決策樹算法(ID3)


Day

Outlook

Temperature

Humidity

Wind

PlayTennis

1

Sunny

Hot

High

Weak

No

2

Sunny

Hot

High

Strong

No

3

Overcast

Hot

High

Weak

Yes

4

Rain

Mild

High

Weak

Yes

5

Rain

Cool

Normal

Weak

Yes

6

Rain

Cool

Normal

Strong

No

7

Overcast

Cool

Normal

Strong

Yes

8

Sunny

Mild

High

Weak

No

9

Sunny

Cool

Normal

Weak

Yes

10

Rain

Mild

Normal

Weak

Yes

11

Sunny

Mild

Normal

Strong

Yes

12

Overcast

Mild

High

Strong

Yes

13

Overcast

Hot

Normal

Weak

Yes

14

Rain

Mild

High

Strong

No

對於上面例子,如何判斷是否要去playtennis?

可以采用決策樹的方式。

決策樹是一種以實例為基礎的歸納學習算法。從無序列/無規則的數據中,推導出樹形表示的分類判決。

優點:計算量小、顯示清晰

缺點:容易過擬合(需要修枝)(譬如,使用day做判決,一一對應雖然很准確,但是不能用在其他地方)、對時間順序的數據,需要過多預處理工作

 

ID3算法:

1、對於實例,計算各個屬性的信息增益

2、對於信息增益最大的屬性P作為根節點,P的各個取值的樣本作為子集進行分類

3、對於子集下,若只含有正例或反例,直接得到判決;否則遞歸調用算法,再次尋找子節點

 

 

熵:表示隨機變量的不確定性。

條件熵:在一個條件下,隨機變量的不確定性。

信息增益:熵 - 條件熵,在一個條件下,信息不確定性減少的程度。

 

用信息增益最大的屬性作為結點,是因為最終去不去打球的不確定性,在獲得該屬性的結果后,不確定性大大降低。

也就是說,該屬性對於打球的選擇很重要。

 

 

對於解決上述問題,

首先,計算系統熵,PlayTennis

P(No) = 5/14

P(Yes) = 9/14

Entropy(S) = -(9/14)*log(9/14)-(5/14)*log(5/14) = 0.94

 

然后,計算各個屬性的熵。

譬如:Wind

其中,Wind中取值為weak的記錄有8條,其中,playtennis的正例6個,負例2個;取值為strong的記錄有6條,正例為3個,負例為3個。

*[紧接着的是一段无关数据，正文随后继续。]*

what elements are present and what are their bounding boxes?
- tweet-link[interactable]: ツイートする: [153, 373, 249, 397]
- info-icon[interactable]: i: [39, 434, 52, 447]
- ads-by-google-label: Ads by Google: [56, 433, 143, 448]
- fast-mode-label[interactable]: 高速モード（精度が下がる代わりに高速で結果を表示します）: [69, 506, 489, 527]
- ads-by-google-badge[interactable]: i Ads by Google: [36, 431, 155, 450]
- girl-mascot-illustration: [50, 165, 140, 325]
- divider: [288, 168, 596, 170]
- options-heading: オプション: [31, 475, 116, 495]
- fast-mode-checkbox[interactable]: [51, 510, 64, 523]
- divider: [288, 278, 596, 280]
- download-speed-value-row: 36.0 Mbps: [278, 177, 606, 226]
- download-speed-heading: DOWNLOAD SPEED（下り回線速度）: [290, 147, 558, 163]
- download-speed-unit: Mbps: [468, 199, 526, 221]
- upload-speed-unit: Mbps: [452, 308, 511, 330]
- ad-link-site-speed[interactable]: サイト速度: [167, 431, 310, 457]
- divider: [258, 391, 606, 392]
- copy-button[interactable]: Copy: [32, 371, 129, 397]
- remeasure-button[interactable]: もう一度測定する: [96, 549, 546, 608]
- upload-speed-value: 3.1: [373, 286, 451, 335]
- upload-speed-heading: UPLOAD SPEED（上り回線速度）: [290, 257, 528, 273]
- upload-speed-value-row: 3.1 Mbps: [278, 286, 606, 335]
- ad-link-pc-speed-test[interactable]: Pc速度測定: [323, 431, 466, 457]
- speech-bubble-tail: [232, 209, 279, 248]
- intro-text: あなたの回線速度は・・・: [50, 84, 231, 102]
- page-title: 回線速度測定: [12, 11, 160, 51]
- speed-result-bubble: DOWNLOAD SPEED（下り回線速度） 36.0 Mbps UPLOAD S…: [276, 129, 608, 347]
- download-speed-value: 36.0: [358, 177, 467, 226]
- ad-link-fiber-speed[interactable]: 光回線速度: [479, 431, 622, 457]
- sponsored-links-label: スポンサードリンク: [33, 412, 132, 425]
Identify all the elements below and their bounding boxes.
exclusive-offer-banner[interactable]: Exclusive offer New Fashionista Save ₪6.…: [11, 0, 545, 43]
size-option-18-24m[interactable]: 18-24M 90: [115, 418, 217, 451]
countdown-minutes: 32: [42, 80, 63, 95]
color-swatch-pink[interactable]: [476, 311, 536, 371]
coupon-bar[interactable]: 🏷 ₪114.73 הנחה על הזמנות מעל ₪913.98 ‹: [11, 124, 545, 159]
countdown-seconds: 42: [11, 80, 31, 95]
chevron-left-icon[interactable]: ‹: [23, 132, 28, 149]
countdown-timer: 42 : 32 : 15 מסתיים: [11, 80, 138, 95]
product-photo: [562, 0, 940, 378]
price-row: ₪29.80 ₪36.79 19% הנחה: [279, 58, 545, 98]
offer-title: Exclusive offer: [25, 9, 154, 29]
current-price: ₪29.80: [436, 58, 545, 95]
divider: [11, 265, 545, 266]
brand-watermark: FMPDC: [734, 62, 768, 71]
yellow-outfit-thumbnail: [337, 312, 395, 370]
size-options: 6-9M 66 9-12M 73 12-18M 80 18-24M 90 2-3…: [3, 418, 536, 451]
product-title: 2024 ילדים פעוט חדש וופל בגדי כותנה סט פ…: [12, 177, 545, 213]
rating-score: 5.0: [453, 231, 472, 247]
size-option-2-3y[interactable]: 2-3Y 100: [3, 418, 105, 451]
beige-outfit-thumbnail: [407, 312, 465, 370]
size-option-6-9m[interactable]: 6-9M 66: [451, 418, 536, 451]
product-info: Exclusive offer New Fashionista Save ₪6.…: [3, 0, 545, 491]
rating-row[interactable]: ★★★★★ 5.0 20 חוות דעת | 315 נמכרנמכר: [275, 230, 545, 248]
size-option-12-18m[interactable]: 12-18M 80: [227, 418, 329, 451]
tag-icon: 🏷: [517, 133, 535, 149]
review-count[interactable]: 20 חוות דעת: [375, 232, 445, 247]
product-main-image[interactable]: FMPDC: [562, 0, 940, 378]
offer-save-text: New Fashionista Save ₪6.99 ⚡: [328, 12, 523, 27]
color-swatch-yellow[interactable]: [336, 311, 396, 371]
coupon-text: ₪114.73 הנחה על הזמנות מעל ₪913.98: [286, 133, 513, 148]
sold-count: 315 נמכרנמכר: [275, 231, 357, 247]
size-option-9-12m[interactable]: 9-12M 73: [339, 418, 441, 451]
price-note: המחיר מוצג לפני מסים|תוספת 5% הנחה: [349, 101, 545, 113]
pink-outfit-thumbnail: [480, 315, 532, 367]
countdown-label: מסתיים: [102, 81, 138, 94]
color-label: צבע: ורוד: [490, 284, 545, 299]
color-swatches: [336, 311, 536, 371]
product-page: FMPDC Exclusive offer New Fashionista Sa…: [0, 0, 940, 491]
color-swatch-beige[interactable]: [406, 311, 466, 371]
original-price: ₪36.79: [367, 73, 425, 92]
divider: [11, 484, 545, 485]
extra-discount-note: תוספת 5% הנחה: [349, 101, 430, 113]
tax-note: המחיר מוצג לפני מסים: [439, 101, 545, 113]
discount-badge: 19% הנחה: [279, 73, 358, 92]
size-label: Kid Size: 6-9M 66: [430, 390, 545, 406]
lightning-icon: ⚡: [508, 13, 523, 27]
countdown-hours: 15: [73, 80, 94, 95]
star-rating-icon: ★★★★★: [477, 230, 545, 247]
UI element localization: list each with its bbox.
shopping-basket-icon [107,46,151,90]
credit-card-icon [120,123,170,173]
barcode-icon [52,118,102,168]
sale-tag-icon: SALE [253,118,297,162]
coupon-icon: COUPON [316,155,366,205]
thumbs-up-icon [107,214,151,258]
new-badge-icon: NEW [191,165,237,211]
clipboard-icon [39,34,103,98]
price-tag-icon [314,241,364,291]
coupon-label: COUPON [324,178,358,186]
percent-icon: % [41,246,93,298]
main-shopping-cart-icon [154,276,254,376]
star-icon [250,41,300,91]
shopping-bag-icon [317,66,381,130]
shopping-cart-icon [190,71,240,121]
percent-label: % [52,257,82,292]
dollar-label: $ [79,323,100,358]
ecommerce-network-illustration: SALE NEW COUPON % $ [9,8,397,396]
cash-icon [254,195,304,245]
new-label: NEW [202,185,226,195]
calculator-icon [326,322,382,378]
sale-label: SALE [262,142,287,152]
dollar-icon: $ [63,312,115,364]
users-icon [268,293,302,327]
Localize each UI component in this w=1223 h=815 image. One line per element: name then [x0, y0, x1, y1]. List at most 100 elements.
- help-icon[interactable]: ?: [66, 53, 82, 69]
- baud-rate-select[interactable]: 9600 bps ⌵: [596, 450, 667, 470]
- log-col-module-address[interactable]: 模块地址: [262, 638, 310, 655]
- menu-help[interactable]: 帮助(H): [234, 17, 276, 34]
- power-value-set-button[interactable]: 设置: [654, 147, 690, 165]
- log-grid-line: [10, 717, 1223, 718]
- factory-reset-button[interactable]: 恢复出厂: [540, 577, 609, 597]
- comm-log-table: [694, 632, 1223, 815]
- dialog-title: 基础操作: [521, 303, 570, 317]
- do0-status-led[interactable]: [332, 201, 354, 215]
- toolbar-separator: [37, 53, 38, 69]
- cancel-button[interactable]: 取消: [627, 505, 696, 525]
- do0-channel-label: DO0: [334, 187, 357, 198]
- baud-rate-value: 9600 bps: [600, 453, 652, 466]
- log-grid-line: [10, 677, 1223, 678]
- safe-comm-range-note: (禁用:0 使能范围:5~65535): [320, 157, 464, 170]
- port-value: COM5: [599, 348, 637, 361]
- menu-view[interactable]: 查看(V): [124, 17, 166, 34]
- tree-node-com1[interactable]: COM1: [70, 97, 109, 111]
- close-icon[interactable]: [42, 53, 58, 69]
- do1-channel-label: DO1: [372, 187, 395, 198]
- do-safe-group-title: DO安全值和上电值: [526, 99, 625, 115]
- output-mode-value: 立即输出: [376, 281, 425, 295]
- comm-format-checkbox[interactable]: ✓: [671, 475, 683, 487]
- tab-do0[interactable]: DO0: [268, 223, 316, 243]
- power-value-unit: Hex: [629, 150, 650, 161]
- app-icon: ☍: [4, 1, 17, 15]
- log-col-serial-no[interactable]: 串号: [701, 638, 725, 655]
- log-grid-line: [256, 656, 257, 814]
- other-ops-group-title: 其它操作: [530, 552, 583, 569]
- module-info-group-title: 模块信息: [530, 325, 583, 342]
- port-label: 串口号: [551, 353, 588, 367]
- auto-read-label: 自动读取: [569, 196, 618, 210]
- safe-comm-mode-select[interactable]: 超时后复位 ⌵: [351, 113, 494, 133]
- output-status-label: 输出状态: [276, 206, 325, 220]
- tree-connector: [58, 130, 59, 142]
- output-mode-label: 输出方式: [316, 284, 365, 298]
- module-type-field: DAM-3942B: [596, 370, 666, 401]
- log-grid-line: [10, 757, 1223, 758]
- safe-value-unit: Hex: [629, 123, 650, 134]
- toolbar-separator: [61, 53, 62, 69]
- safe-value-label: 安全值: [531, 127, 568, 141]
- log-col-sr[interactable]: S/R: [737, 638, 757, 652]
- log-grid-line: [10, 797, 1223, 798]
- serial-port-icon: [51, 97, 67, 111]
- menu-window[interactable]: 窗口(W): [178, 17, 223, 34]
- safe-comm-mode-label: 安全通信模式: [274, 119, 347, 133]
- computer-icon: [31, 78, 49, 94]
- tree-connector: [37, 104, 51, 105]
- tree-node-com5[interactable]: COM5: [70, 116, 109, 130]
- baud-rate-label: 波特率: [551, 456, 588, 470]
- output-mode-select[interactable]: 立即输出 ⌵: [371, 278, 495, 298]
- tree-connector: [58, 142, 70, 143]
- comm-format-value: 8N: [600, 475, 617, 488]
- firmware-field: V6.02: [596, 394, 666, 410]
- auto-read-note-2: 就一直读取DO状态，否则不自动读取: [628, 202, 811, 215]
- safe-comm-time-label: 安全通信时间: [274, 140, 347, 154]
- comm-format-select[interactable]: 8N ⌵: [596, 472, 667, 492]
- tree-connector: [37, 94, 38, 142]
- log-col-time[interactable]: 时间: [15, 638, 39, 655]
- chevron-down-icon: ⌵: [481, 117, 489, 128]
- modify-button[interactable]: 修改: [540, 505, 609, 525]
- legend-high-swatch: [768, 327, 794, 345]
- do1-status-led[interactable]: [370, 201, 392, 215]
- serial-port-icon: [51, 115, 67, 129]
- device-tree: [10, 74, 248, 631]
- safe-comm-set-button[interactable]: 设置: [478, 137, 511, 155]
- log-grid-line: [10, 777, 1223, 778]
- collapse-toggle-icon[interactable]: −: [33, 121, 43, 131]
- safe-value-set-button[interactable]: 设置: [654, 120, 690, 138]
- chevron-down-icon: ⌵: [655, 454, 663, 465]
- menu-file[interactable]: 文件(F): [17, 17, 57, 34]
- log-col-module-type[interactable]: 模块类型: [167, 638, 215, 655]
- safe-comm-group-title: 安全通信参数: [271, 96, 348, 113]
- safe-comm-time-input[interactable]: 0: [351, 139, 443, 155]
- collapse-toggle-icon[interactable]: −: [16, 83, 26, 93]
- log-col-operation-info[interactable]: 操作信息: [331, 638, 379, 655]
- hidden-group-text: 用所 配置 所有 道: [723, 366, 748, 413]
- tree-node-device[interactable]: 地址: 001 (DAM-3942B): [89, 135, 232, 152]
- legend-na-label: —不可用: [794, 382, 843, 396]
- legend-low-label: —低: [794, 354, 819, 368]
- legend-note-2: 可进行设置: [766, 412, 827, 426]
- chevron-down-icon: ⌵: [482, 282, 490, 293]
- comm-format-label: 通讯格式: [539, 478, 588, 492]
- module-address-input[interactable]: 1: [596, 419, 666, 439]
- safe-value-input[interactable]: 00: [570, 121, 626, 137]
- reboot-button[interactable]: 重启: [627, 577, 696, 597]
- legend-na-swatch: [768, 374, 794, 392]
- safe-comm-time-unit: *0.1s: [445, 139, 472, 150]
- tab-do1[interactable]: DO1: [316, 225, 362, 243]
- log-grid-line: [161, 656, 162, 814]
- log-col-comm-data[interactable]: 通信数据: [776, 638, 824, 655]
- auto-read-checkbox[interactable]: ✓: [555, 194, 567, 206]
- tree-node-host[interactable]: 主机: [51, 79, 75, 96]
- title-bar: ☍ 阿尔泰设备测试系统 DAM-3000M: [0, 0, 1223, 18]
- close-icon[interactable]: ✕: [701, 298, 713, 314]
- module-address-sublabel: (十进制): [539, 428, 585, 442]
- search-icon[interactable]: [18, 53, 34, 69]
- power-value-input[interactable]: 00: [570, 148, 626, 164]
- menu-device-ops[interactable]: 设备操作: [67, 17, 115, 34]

Entrogy(weak) = -(6/8)*log(6/8)-(2/8)*log(2/8) = 0.811

Entrogy(strong) = -(3/6)*log(3/6)-(3/6)*log(3/6) = 1.0

對應的信息增益為:

Gain(Wind) = Entropy(S) – (8/14)* Entrogy(weak)-(6/14)* Entrogy(strong) = 0.048

 

同理,Gain(Humidity = 0.151;Gain(Outlook = 0.247;Gain(Temperature = 0.029

 

此時,可以得到跟節點為:Outlook

對應點決策樹:

Outlook分為三個集合:

Sunny:{1,2,8,9,11},正例:2、反例:3

Overcast:{3,7,12,13},正例:4、反例:0

Rain:{4,5,6,10,14},正例:3、反例:2

至此,可以得到:

Sunny:

Day

Outlook

Temperature

Humidity

Wind

PlayTennis

1

Sunny

Hot

High

Weak

No

2

Sunny

Hot

High

Strong

No

8

Sunny

Mild

High

Weak

No

9

Sunny

Cool

Normal

Weak

Yes

11

Sunny

Mild

Normal

Strong

Yes

 

Entropy(S) = -(3/5)*log(3/5)-(2/5)*log(2/5) = 0.971

對於Wind,weak時,正例為1,反例為2;Strong時,正例為1,反例為1.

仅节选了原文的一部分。